Selasa , 31 October 2017, 18:28 WIB

Sapardi Djoko Damono Akting Perdana di Hujan Bulan Juni

Rep: Shelbi Asrianti/ Red: Indira Rezkisari
Republika/Shelbi Asrianti
Sapardi Djoko Damono
Sapardi Djoko Damono

REPUBLIKA.CO.ID, JAKARTA -- Sastrawan Sapardi Djoko Damono perdana bermain film dalam sinema drama Hujan Bulan Juni. Pria 77 tahun kelahiran Solo itu mengaku merasa geli melihat aktingnya sendiri dalam film yang tayang mulai 2 November 2017 itu.

"Nggilani (menggelikan, red), tapi saya senang sekali dengan proses pengalihan ini. Orang yang tidak suka puisi bisa agak susah membaca sajak atau novel saya, tapi Hestu punya keberanian luar biasa untuk menerjemahkan," kata Sapardi memuji sutradara film.

Film berdurasi 96 menit besutan Sinema Imaji dan Starvision itu disutradarai sineas Reni Nurcahyo Hestu Saputra. Kisah mengadaptasi novel Hujan Bulan Juni terbitan 2015 karya Sapardi, yang pada 1989 juga menciptakan sajak berjudul sama.
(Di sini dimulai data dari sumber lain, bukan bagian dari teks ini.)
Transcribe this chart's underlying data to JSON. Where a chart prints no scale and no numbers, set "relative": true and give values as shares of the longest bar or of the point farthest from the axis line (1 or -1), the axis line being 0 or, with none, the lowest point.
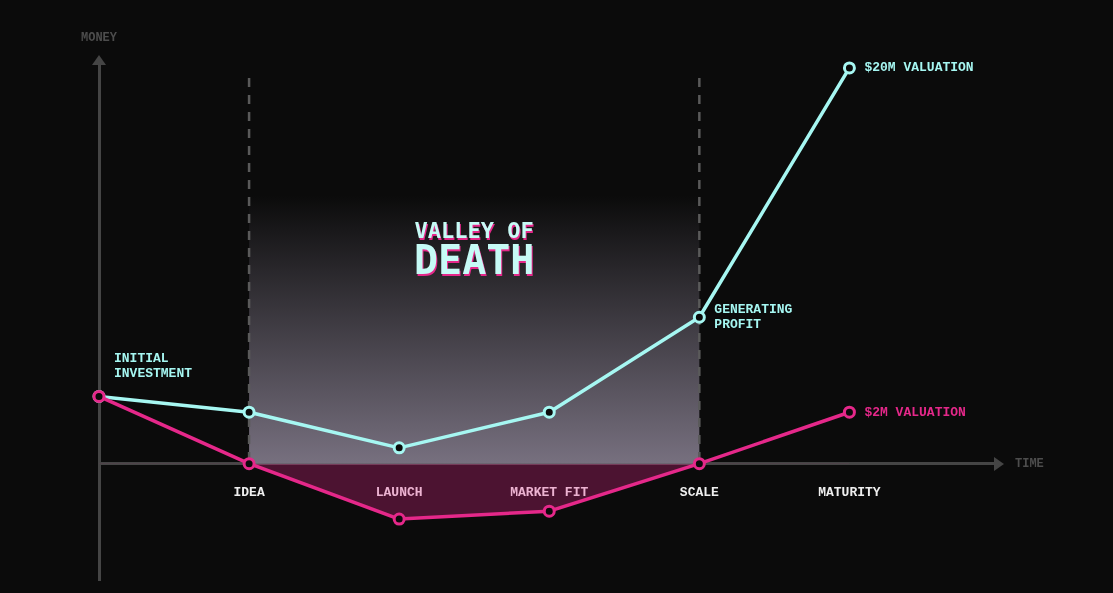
{
  "chart_data": {
    "type": "line",
    "relative": true,
    "xlabel": "TIME",
    "ylabel": "MONEY",
    "categories": [
      null,
      "IDEA",
      "LAUNCH",
      "MARKET FIT",
      "SCALE",
      "MATURITY"
    ],
    "series": [
      {
        "type": "line",
        "color": "#a6f7f2",
        "values": [
          0.17,
          0.13,
          0.04,
          0.13,
          0.37,
          1
        ]
      },
      {
        "type": "area",
        "color": "#e5288a",
        "values": [
          0.17,
          0,
          -0.14,
          -0.12,
          0,
          0.13
        ]
      }
    ],
    "marker": "circle",
    "grid": false,
    "legend": false,
    "ref_lines": [
      {
        "axis": "x",
        "value": "IDEA",
        "color": "#5a5a5a",
        "line_style": "dashed"
      },
      {
        "axis": "x",
        "value": "SCALE",
        "color": "#5a5a5a",
        "line_style": "dashed"
      }
    ],
    "bands": [
      {
        "axis": "x",
        "from": "IDEA",
        "to": "SCALE",
        "label": "VALLEY OF DEATH",
        "color": "#77707f"
      }
    ],
    "annotations": [
      {
        "text": "INITIAL INVESTMENT",
        "y": 0.17
      },
      {
        "text": "GENERATING PROFIT",
        "x": "SCALE",
        "y": 0.37
      },
      {
        "text": "$20M VALUATION",
        "x": "MATURITY",
        "y": 1
      },
      {
        "text": "$2M VALUATION",
        "x": "MATURITY",
        "y": 0.13
      }
    ]
  }
}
Cerita berpusat pada konflik percintaan dua sosok yang sangat kontras, Sarwono dan Pingkan. Kedua tokoh yang diperankan Adipati Dolken dan Velove Vexia itu digambarkan memiliki perbedaan etnis dan kepercayaan, tetapi dipersatukan oleh kasih sayang.
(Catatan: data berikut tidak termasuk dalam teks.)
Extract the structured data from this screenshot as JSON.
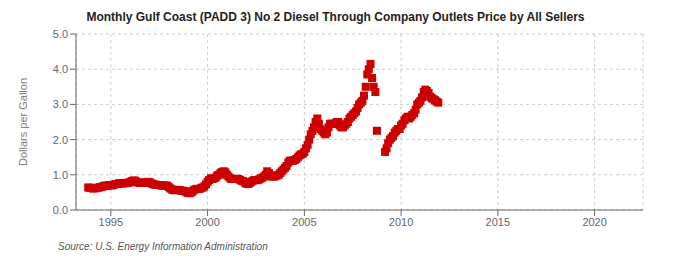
{
  "chart_data": {
    "type": "scatter",
    "title": "Monthly Gulf Coast (PADD 3) No 2 Diesel Through Company Outlets Price by All Sellers",
    "y_label": "Dollars per Gallon",
    "annotations": [
      "Source: U.S. Energy Information Administration"
    ],
    "color": "#cc0000",
    "marker": "square",
    "grid": true,
    "xlim": [
      1993.2,
      2022.5
    ],
    "ylim": [
      0.0,
      5.0
    ],
    "xticks": [
      1995,
      2000,
      2005,
      2010,
      2015,
      2020
    ],
    "yticks": [
      {
        "value": 0.0,
        "label": "0.0"
      },
      {
        "value": 1.0,
        "label": "1.0"
      },
      {
        "value": 2.0,
        "label": "2.0"
      },
      {
        "value": 3.0,
        "label": "3.0"
      },
      {
        "value": 4.0,
        "label": "4.0"
      },
      {
        "value": 5.0,
        "label": "5.0"
      }
    ],
    "x": [
      1993.83,
      1993.92,
      1994.0,
      1994.08,
      1994.17,
      1994.25,
      1994.33,
      1994.42,
      1994.5,
      1994.58,
      1994.67,
      1994.75,
      1994.83,
      1994.92,
      1995.0,
      1995.08,
      1995.17,
      1995.25,
      1995.33,
      1995.42,
      1995.5,
      1995.58,
      1995.67,
      1995.75,
      1995.83,
      1995.92,
      1996.0,
      1996.08,
      1996.17,
      1996.25,
      1996.33,
      1996.42,
      1996.5,
      1996.58,
      1996.67,
      1996.75,
      1996.83,
      1996.92,
      1997.0,
      1997.08,
      1997.17,
      1997.25,
      1997.33,
      1997.42,
      1997.5,
      1997.58,
      1997.67,
      1997.75,
      1997.83,
      1997.92,
      1998.0,
      1998.08,
      1998.17,
      1998.25,
      1998.33,
      1998.42,
      1998.5,
      1998.58,
      1998.67,
      1998.75,
      1998.83,
      1998.92,
      1999.0,
      1999.08,
      1999.17,
      1999.25,
      1999.33,
      1999.42,
      1999.5,
      1999.58,
      1999.67,
      1999.75,
      1999.83,
      1999.92,
      2000.0,
      2000.08,
      2000.17,
      2000.25,
      2000.33,
      2000.42,
      2000.5,
      2000.58,
      2000.67,
      2000.75,
      2000.83,
      2000.92,
      2001.0,
      2001.08,
      2001.17,
      2001.25,
      2001.33,
      2001.42,
      2001.5,
      2001.58,
      2001.67,
      2001.75,
      2001.83,
      2001.92,
      2002.0,
      2002.08,
      2002.17,
      2002.25,
      2002.33,
      2002.42,
      2002.5,
      2002.58,
      2002.67,
      2002.75,
      2002.83,
      2002.92,
      2003.0,
      2003.08,
      2003.17,
      2003.25,
      2003.33,
      2003.42,
      2003.5,
      2003.58,
      2003.67,
      2003.75,
      2003.83,
      2003.92,
      2004.0,
      2004.08,
      2004.17,
      2004.25,
      2004.33,
      2004.42,
      2004.5,
      2004.58,
      2004.67,
      2004.75,
      2004.83,
      2004.92,
      2005.0,
      2005.08,
      2005.17,
      2005.25,
      2005.33,
      2005.42,
      2005.5,
      2005.58,
      2005.67,
      2005.75,
      2005.83,
      2005.92,
      2006.0,
      2006.08,
      2006.17,
      2006.25,
      2006.33,
      2006.42,
      2006.5,
      2006.58,
      2006.67,
      2006.75,
      2006.83,
      2006.92,
      2007.0,
      2007.08,
      2007.17,
      2007.25,
      2007.33,
      2007.42,
      2007.5,
      2007.58,
      2007.67,
      2007.75,
      2007.83,
      2007.92,
      2008.0,
      2008.08,
      2008.17,
      2008.25,
      2008.33,
      2008.42,
      2008.5,
      2008.58,
      2008.67,
      2008.75,
      2009.17,
      2009.25,
      2009.33,
      2009.42,
      2009.5,
      2009.58,
      2009.67,
      2009.75,
      2009.83,
      2009.92,
      2010.0,
      2010.08,
      2010.17,
      2010.25,
      2010.33,
      2010.42,
      2010.5,
      2010.58,
      2010.67,
      2010.75,
      2010.83,
      2010.92,
      2011.0,
      2011.08,
      2011.17,
      2011.25,
      2011.33,
      2011.42,
      2011.5,
      2011.58,
      2011.67,
      2011.75,
      2011.83,
      2011.92
    ],
    "values": [
      0.64,
      0.63,
      0.63,
      0.61,
      0.62,
      0.62,
      0.63,
      0.65,
      0.65,
      0.67,
      0.69,
      0.69,
      0.69,
      0.71,
      0.7,
      0.7,
      0.72,
      0.74,
      0.74,
      0.76,
      0.76,
      0.75,
      0.76,
      0.76,
      0.77,
      0.78,
      0.79,
      0.82,
      0.84,
      0.83,
      0.8,
      0.78,
      0.77,
      0.77,
      0.77,
      0.78,
      0.79,
      0.8,
      0.79,
      0.76,
      0.74,
      0.72,
      0.72,
      0.71,
      0.71,
      0.7,
      0.69,
      0.69,
      0.7,
      0.69,
      0.65,
      0.61,
      0.58,
      0.57,
      0.56,
      0.57,
      0.57,
      0.56,
      0.55,
      0.54,
      0.53,
      0.5,
      0.48,
      0.48,
      0.5,
      0.55,
      0.58,
      0.6,
      0.6,
      0.6,
      0.62,
      0.64,
      0.67,
      0.73,
      0.8,
      0.85,
      0.9,
      0.88,
      0.9,
      0.92,
      0.98,
      1.0,
      1.05,
      1.08,
      1.1,
      1.07,
      1.0,
      0.95,
      0.9,
      0.88,
      0.88,
      0.88,
      0.89,
      0.88,
      0.86,
      0.83,
      0.82,
      0.78,
      0.75,
      0.74,
      0.76,
      0.8,
      0.83,
      0.85,
      0.85,
      0.85,
      0.87,
      0.9,
      0.92,
      0.95,
      1.0,
      1.1,
      1.05,
      0.98,
      0.95,
      0.95,
      0.96,
      0.98,
      1.0,
      1.05,
      1.1,
      1.15,
      1.2,
      1.25,
      1.35,
      1.4,
      1.4,
      1.4,
      1.42,
      1.45,
      1.5,
      1.55,
      1.58,
      1.6,
      1.65,
      1.75,
      1.85,
      2.0,
      2.15,
      2.25,
      2.35,
      2.5,
      2.6,
      2.45,
      2.3,
      2.25,
      2.2,
      2.15,
      2.2,
      2.35,
      2.45,
      2.45,
      2.45,
      2.45,
      2.5,
      2.5,
      2.4,
      2.35,
      2.35,
      2.4,
      2.45,
      2.5,
      2.6,
      2.65,
      2.7,
      2.75,
      2.8,
      2.9,
      3.0,
      3.05,
      3.1,
      3.25,
      3.5,
      3.85,
      4.0,
      4.15,
      3.75,
      3.5,
      3.35,
      2.25,
      1.65,
      1.75,
      1.9,
      2.0,
      2.05,
      2.1,
      2.2,
      2.25,
      2.3,
      2.3,
      2.4,
      2.45,
      2.55,
      2.6,
      2.65,
      2.6,
      2.65,
      2.7,
      2.75,
      2.85,
      3.0,
      3.05,
      3.1,
      3.2,
      3.35,
      3.42,
      3.38,
      3.32,
      3.22,
      3.18,
      3.15,
      3.12,
      3.08,
      3.05
    ]
  }
}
Dalam film, Sapardi memerankan ayah Sarwono, tokoh utama novel yang oleh pembaca dianggap merepresentasikan diri sang penulis semasa muda. Lawan mainnya antara lain Koutaro Kakimoto, Baim Wong, Surya Saputra, Ira Wibowo, Sundari Soekotjo, dan Jajang C Noer.
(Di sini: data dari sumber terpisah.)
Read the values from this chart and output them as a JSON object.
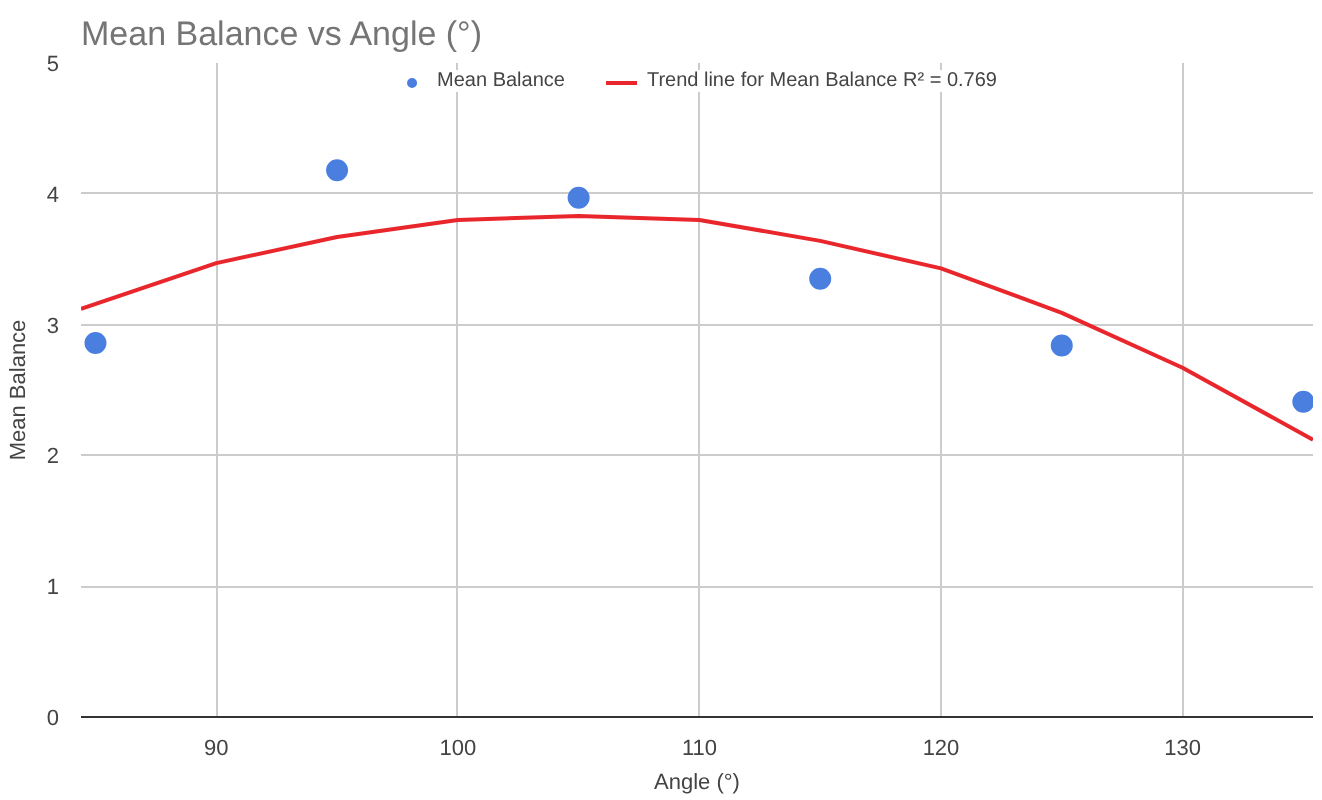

Dengan rendah hati, Sapardi menyatakan film Hujan Bulan Juni bukanlah miliknya tetapi milik para sineas yang berkreasi. Penulis sajak "Aku Ingin" itu memberi kebebasan penuh kepada tim produksi film untuk berkreasi dan melakukan penafsiran.

"Ketika sebuah karya diubah ke wahana lain pasti harus berubah menyesuaikan media yang baru. Tidak semua rentetan kata bisa dipindahkan dalam gambar," ujar penerima penghargaan SEA Write Award pada 1986 tersebut.